Verna was both part of and separated from the subject he was filming. He was first invited as a filmmaker to an early DDC planning meeting, “caught the bug,” as he says, and decided to both film and participate. He borrowed a video camera, raised funds to cover the costs of the trip and the tapes, had story meetings with Abela, and conducted preliminary research before peddling away from Vancouver.
“It was a bit of a blessing and a bit of a problem at the same time,” said Verna of filming and being part of the caravan. “I think the DDC, as an entity, was a very labour-intensive project on its own…Because biking sixty miles a day, doing presentations and meetings every night that end around 10:30 or 11:00, and getting up at 6 in the morning, didn’t leave much time for us to meet and talk about the film and its direction.”
The result was holes in the narrative. After putting together a ten-minute trailer and a fifty-minute rough cut, he and Abela decided to shoot follow-up footage of some of the main subjects in order to fill those holes for the anticipated two-hour feature version.

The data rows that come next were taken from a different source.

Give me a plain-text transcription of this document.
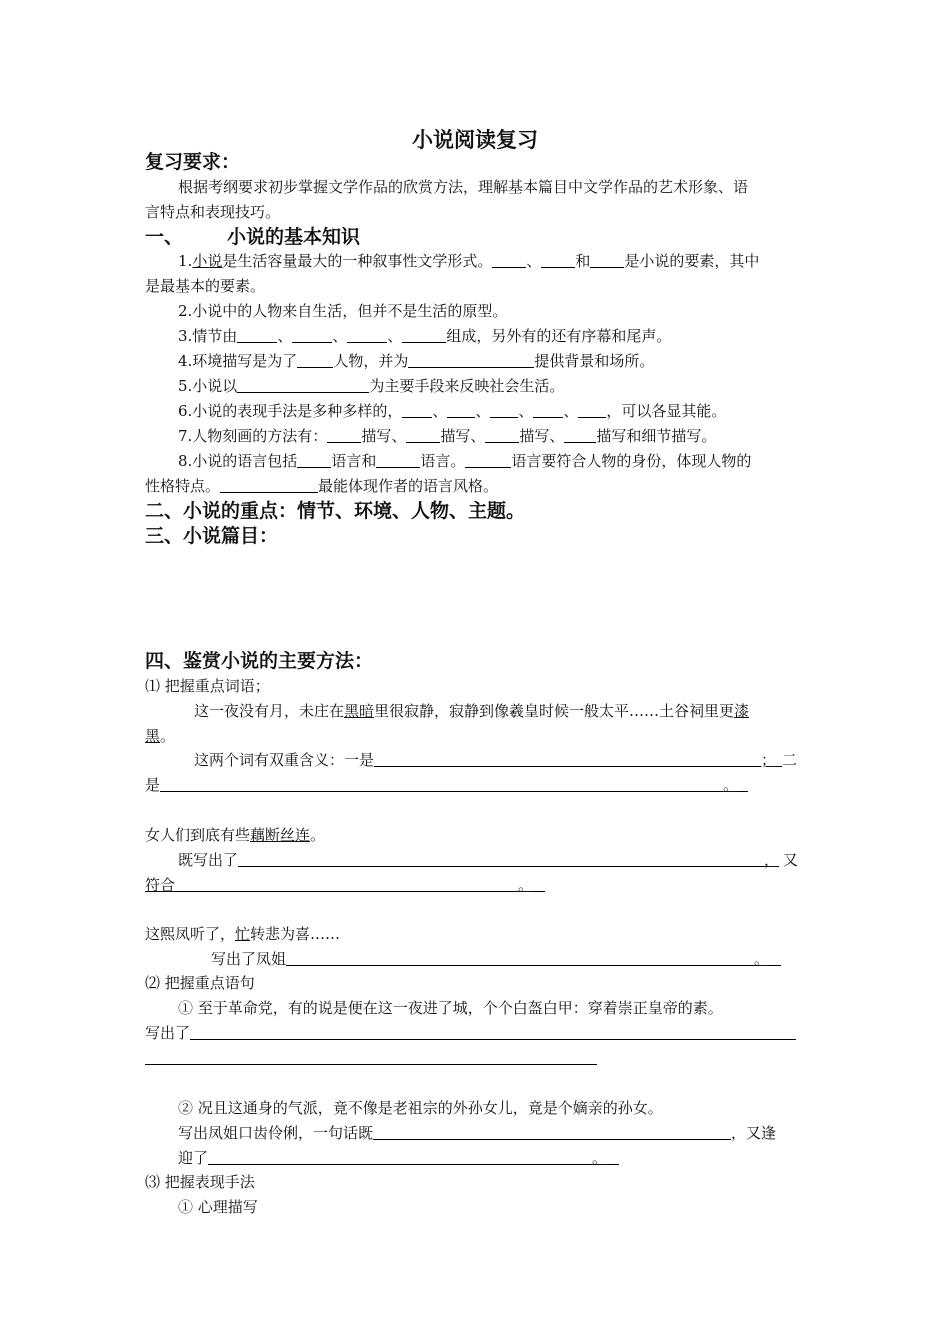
小说阅读复习
复习要求：
根据考纲要求初步掌握文学作品的欣赏方法，理解基本篇目中文学作品的艺术形象、语
言特点和表现技巧。
一、 小说的基本知识
1.小说是生活容量最大的一种叙事性文学形式。 、 和 是小说的要素，其中
是最基本的要素。
2.小说中的人物来自生活，但并不是生活的原型。
3.情节由	、	、	、	组成，另外有的还有序幕和尾声。
4.环境描写是为了 人物，并为	提供背景和场所。
5.小说以	为主要手段来反映社会生活。
6.小说的表现手法是多种多样的， 、 、 、 、 ，可以各显其能。
7.人物刻画的方法有： 描写、 描写、 描写、 描写和细节描写。
8.小说的语言包括 语言和	语言。	语言要符合人物的身份，体现人物的
性格特点。	最能体现作者的语言风格。
二、小说的重点：情节、环境、人物、主题。
三、小说篇目：
四、鉴赏小说的主要方法：
⑴ 把握重点词语；
这一夜没有月，未庄在黑暗里很寂静，寂静到像羲皇时候一般太平……土谷祠里更漆
黑。
这两个词有双重含义：一是	； 二
是	。
女人们到底有些藕断丝连。
既写出了	， 又
符合	。
这熙凤听了，忙转悲为喜……
写出了凤姐	。
⑵ 把握重点语句
① 至于革命党，有的说是便在这一夜进了城，个个白盔白甲：穿着崇正皇帝的素。
写出了
② 况且这通身的气派，竟不像是老祖宗的外孙女儿，竟是个嫡亲的孙女。
写出凤姐口齿伶俐，一句话既	，又逢
迎了	。
⑶ 把握表现手法
① 心理描写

Not all filmmakers live their documentaries, though they might occasionally let them take over their life for a while. Janet Torge, a well-known local organizer and producer, has worked on “dozens and dozens” of documentaries since the mid-nineties. Alternating between freelance work and stable company jobs, she said that, as a freelancer, she would work twelve-hour days, seven days a week for some of her projects. She is currently working on a large-scale documentary about the First World War called The Great War, for Radio-Canada and CBC, slated to air in January 2007, in time for the ninetieth anniversary of the war. “Everything is where are you going to be at what time, who is going to be there and what are you doing there,” says Torge.
Verna recalls being introduced to a man in a temporary camp who had fish drying on a line. A beautiful visual, but when Verna went back to capture the extra-industrial food system, the camp had already been dismantled.
As enriching as a documentary can be for the viewer, the unfolding process holds surprises for the filmmakers and producers as well. During one of her documentaries, Torge met someone who functioned as a high-class concierge to the world’s richest people, ensuring their houses across the world were ready to receive them when they visited. The details of managing such wealth stuck with her, as did the gracious personality of the high-class servant whom she may have never met were it not for her work.
Torge, who does a lot of work for TV, adds that her role as a producer is to give the director’s vision a working framework. She bemoans the constraints placed on a director once a project is budgeted. “Documentary films have become what everything else in our lives has become,” she says. “They are made as cheaply and as fast as possible in order to get them on the TV.”
The most creative part of the project, Torge explains, is the conceptual development:
“Once it gets financed, from then on you’re filming the budget. You take your vision and you scrunch it in here, and you take that part out because it costs too much, and don’t do that because it would take too long…until you still have the bare bones of the story but you no longer have the creative vision that you had at the beginning.
“Documentaries that people do on their credit cards? Those are totally visionary.”
Despite the time, money and aggravations, documentaries get done for the same reasons that people enjoy watching them.
“I enjoy them because they’re real, and every documentary is a discovery,” said Torge. “It’s a learning experience.”